Sa vie quotidienne d’enseignante dans une autre commune du département, où ses élèves ressemblent fort à ses jeunes voisins, la conduit à avoir un autre rapport à leur égard. Mais la coexistence quotidienne s’avère d’autant plus difficile à vivre :

‘Non, mais tu vois, quand même, je peux pas ne pas voir ces gens, de la cité, les gars, là, qui tiennent les murs. Enfin tu vois, c’est mes élèves, et mes élèves, pour moi, c’est des humains, c’est des gens qui ont un prénom, un nom, une histoire, une personnalité, c’est pas juste une déco ! C’est des gens avec qui j’entretiens – mais même dans la distance, parce que je suis enseignante, donc je ne vis pas avec eux, je ne vis pas dans le même quartier, je ne vis pas la même vie difficile… Mais quand moi je vois tous ces gamins-là qui sont là, je les vois ! Je les regarde, et pour moi c’est des vrais gens du quartier. Et je trouve ça dur, aussi.
Tu trouves ça dur ?...
Ben oui ! Je trouve ça, de voir la misère, cette cité, je trouve que tu sens qu’il y a beaucoup de pauvreté dedans… que les gars, là, ils sont au chôm-du, ils ont 25-30 ans, pas de meuf, pas d’appart… il y a quand même une vie, dure, quoi ! […] Je sais pas, toi, t’imagines, t’habites à côté d’un bidonville, c’est pas cool, quoi ! Enfin tu vois, de voir des gens qui – soit tu les vois pas, tu te protèges, et… voilà ! et je pense que beaucoup de gens qui vivent ici font comme ça. […] Et moi, c’est pour ça que parfois j’ai pas plaisir à y être, parce que je peux pas faire abstraction de la pauvreté ambiante, et la pauvreté, c’est pas sympa, quoi ! (Noémie)’

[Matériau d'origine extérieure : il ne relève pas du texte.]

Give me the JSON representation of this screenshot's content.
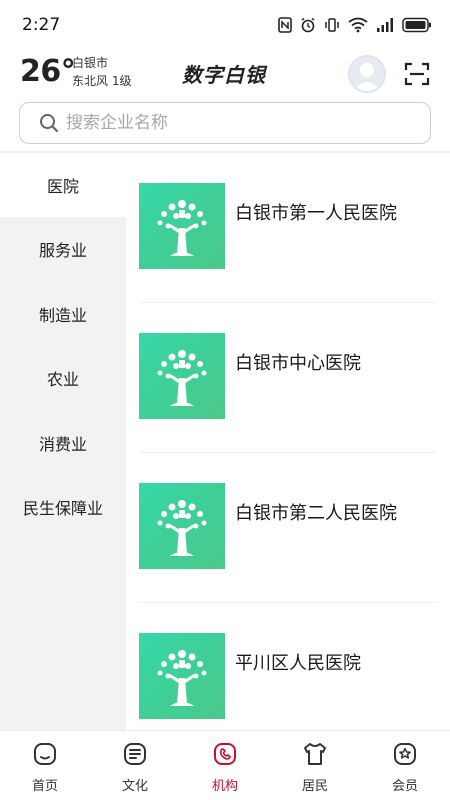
{
  "status": {
    "time": "2:27"
  },
  "header": {
    "temperature": "26°",
    "city": "白银市",
    "wind": "东北风  1级",
    "app_title": "数字白银"
  },
  "search": {
    "placeholder": "搜索企业名称"
  },
  "sidebar": {
    "items": [
      {
        "label": "医院",
        "active": true
      },
      {
        "label": "服务业"
      },
      {
        "label": "制造业"
      },
      {
        "label": "农业"
      },
      {
        "label": "消费业"
      },
      {
        "label": "民生保障业"
      }
    ]
  },
  "orgs": [
    {
      "name": "白银市第一人民医院"
    },
    {
      "name": "白银市中心医院"
    },
    {
      "name": "白银市第二人民医院"
    },
    {
      "name": "平川区人民医院"
    }
  ],
  "bottom_nav": {
    "items": [
      {
        "label": "首页",
        "icon": "home-icon"
      },
      {
        "label": "文化",
        "icon": "culture-icon"
      },
      {
        "label": "机构",
        "icon": "institution-icon",
        "active": true
      },
      {
        "label": "居民",
        "icon": "resident-icon"
      },
      {
        "label": "会员",
        "icon": "member-icon"
      }
    ]
  },
  "colors": {
    "accent": "#c8102e",
    "thumb_green": "#3fcf96",
    "sidebar_bg": "#f2f2f2"
  }
}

Sa critique enfle encore à propos des choix scolaires de ses amis « convertisseurs ». En effet, les enfants des « convertisseurs » sont encore à l’école primaire, mais leurs parents envisagent diverses stratégies d’évitement de leur collège de secteur – du déménagement à la scolarisation dans le privé, en passant par le recours aux fausses adresses. Le travail mené par Marc et la FCPE sur l’un des collèges du Bas Montreuil n’a, semble-t-il, pas trouvé de relais au sein de la génération suivante et dans les autres établissements du quartier. Les « visées expressives » orientées vers l’épanouissement « ici et maintenant », qui guidaient ses principes éducatifs, ont quasiment disparu dans la génération de « convertisseurs » ; ceux-ci cherchent davantage un « entre-soi protecteur » pour leurs enfants (Van Zanten, 2009). Il faudrait consacrer à ces choix scolaires davantage que quelques lignes car ils ne diffèrent pas seulement d’une génération à l’autre. Si l’on s’en tient au seul cas de Noémie, l’enseignante de la génération des « convertisseurs évoquée ci-dessus, on observe qu’elle se montre extrêmement critique à l’égard de ses congénères sans pour autant adopter les mêmes positions que Marc. Ses exigences de lucidité et de cohérence la mènent à envisager de retourner vivre à Paris au prix d’un sacrifice sur la qualité de son logement pour ne pas avoir à recourir au secteur privé ou au système des fausses adresses. Il est clair en tous cas que côtoyer les habitants des autres groupes sociaux n’est pas la priorité de la très grande majorité des enquêtés « convertisseurs ».

Notes
446.

Ainsi, un enquêté nous écrit dans un mail ces quelques commentaires, suscités par la lecture d’un article paru sur les relations entre vie professionnelle et vie résidentielle (Collet, 2008) : « Je sais déjà que la sociologie ferait, par exemple, aisément passer Ulysse pour un fonctionnaire raté d'Ithaque, roitelet d'une île pas terrible, qui compense ses frustrations professionnelles en faisant le fier-à-bras entre Charybde et Scylla, ou Borgès pour un oublié de la promotion sociale qui noie son chagrin dans la bonne volonté culturelle chère à Bourdieu ». Une autre évoque les travaux de Bernard Lahire, qu’elle a entendu en interview à la radio.